About a week into the tour, we played in New York City. The incredible heroism of the rescue workers (yet to know the grim duration of their task), has a tremendous impact as I composed to reflect all I was feeling. As we prepared to bring "The American Seasons" to Avery Fisher Hall, a New York firefighter contacted me and told me I had fans in the department. He told me how music was becoming solace to so many as they worked. I made arrangements for a number of firefighters to come to the concert and met with them that evening. I also invited a group of young musicians from Harlem (from the Opus 118 program) to join me on stage to perform. We closed with "Amazing Grace" and "We Shall Overcome." There was not a dry eye in the house. After the concert, the firefighters invited me to join them at an Irish pub. Being in the midst of all these incredible souls through this emotional evening was an experience I will never forget.
The firefighters offered to take me to Ground Zero. But I couldn't bear to go.
The husband of a violinist friend was a doctor on the scene at Ground Zero in the first 24 hours. He felt it his duty to be there, but he advised his wife to stay away. There would be things she, as a musician, could do… but not there. Not at Ground Zero.
Famed dancer and choreographer, Twyla Tharp, offered me the same advice. Artists, she said, are very sensitive. They can't help other people if their spirits are broken. I did not go to Ground Zero for several months.
Twyla Tharp is an inspiration, to be sure, but she is also a collaborating partner, as well, having choreographed a dance called "Westerly Rounds" to my 2nd violin concerto. It was on beautiful fall day that her dancers performed "Westerly Rounds" on a temporary stage set up at the Twin Towers. It was the last artistic performance there before the towers fell on 9/11.

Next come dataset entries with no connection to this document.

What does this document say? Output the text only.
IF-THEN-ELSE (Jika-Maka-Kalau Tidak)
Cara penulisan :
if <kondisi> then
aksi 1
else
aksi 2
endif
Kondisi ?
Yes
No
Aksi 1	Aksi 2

In the days after 9/11, New York was transformed, as the city, the country and the world struggled to understand what had happened. Performances were canceled. All Broadway theaters went dark. In a powerful symbolic moment, Yo-Yo Ma walked onto the stage at Carnegie Hall to break New York's artistic silence. The master cellist and musical hero played my "Appalachia Waltz" for this purpose.
That period of time, these artists and the role music played during those days inspired the music of this concerto. I wanted to write this concerto to include cello and to dedicate it to Yo-Yo Ma.
I don't know what kept placing an American fiddler in New York City during those tragically memorable days, but it was a series of experiences that would change my music forever.
A year after 9/11, I wrote a darker and much more dissonant and introspective piece with my composition "The Fallen," for flute and strings. As I look at these pieces in chronological retrospect, I realize it was my immediate reaction to the events that seemed the most optimistic…almost a celebration of the goodness in people responding to a very bad thing. During those times when some people felt the world was falling apart around them, it was the celebration of the enduring human spirit that ended up influencing me most profoundly. For this reason, "Double Concerto for Violin and Cello" is for the heroes.